In order for these opportunities to be available, accreditation practices for engineering may need to be slightly altered to keep pace with the modern trend of internationalization. As evidenced by business education’s move to do so, this is quite possible. Until the early 1980s, the business curriculum in the U.S. was in a similar position with respect to internationalization as engineering curricula are today. Often, business students did not study abroad for the academic reasons many engineers cite. A change occurred when the two major accreditation agencies of business schools developed standards that required students to take courses in international business. In short, if engineering schools put time and resources into developing and promoting study abroad programs designed for engineers, the opportunity for cognitive, psychosocial and career development can be afforded to the thousands of engineering students that today fail to reap these benefits of studying abroad.
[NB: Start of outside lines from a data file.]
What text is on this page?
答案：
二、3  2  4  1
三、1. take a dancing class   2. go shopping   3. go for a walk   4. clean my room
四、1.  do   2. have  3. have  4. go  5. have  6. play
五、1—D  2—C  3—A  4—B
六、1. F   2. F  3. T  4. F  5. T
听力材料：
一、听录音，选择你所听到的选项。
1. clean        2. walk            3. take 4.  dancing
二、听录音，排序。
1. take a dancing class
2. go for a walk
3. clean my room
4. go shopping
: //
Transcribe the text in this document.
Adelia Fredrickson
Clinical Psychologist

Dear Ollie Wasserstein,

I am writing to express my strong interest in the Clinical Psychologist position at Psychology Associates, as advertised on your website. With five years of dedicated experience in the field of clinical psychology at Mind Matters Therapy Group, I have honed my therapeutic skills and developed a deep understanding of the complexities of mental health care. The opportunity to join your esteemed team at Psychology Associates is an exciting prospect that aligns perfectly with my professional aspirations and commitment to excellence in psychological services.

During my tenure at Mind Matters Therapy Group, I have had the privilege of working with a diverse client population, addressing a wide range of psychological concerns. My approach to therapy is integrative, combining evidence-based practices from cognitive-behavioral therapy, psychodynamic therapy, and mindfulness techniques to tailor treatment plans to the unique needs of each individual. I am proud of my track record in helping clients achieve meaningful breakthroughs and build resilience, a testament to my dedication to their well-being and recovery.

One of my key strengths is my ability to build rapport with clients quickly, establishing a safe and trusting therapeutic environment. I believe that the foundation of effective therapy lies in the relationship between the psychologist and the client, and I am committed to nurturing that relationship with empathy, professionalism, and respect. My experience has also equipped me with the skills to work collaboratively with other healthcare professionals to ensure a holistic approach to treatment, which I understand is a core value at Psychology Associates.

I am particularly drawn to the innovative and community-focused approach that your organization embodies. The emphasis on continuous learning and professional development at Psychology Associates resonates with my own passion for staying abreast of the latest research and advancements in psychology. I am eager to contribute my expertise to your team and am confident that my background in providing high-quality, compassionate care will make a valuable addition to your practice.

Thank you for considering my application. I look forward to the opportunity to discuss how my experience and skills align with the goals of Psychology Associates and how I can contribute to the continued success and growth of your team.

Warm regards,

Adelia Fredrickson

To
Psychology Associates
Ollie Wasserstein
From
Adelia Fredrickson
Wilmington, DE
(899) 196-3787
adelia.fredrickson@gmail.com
While the debate continues over whether the purpose of college is to engage in academic learning and knowledge creation, or if its goal is to socialize students in preparation for life in “the real world,” the reality is that colleges are social institutions designed to do both. As students transition from adolescence to emerging adulthood, their psychosocial development and cognitive styles change dramatically. For many, college is a moratorium period, a phase when exploration of different academic disciplines, world views and social behaviors are explored. In this spirit, study abroad offers a robust exercise in cognitive, ethnic, moral and psychosocial development. The fact that large groups of students forgo study abroad for financial, personal or academic reasons is something colleges must make a serious effort to ameliorate. It appears that there are a number of initiatives schools could undertake that would vastly improve the chances for engineers—as well as other underrepresented populations—to study abroad. As the world becomes increasingly interconnected, and as universities work to offer an ever-richer buffet of developmental opportunities for students, study abroad can and should emerge as a widely used and beneficial component of the American undergraduate experience.

Emily Stecker is an Ed.M. student in Human Development and Psychology at Harvard Graduate School of Education.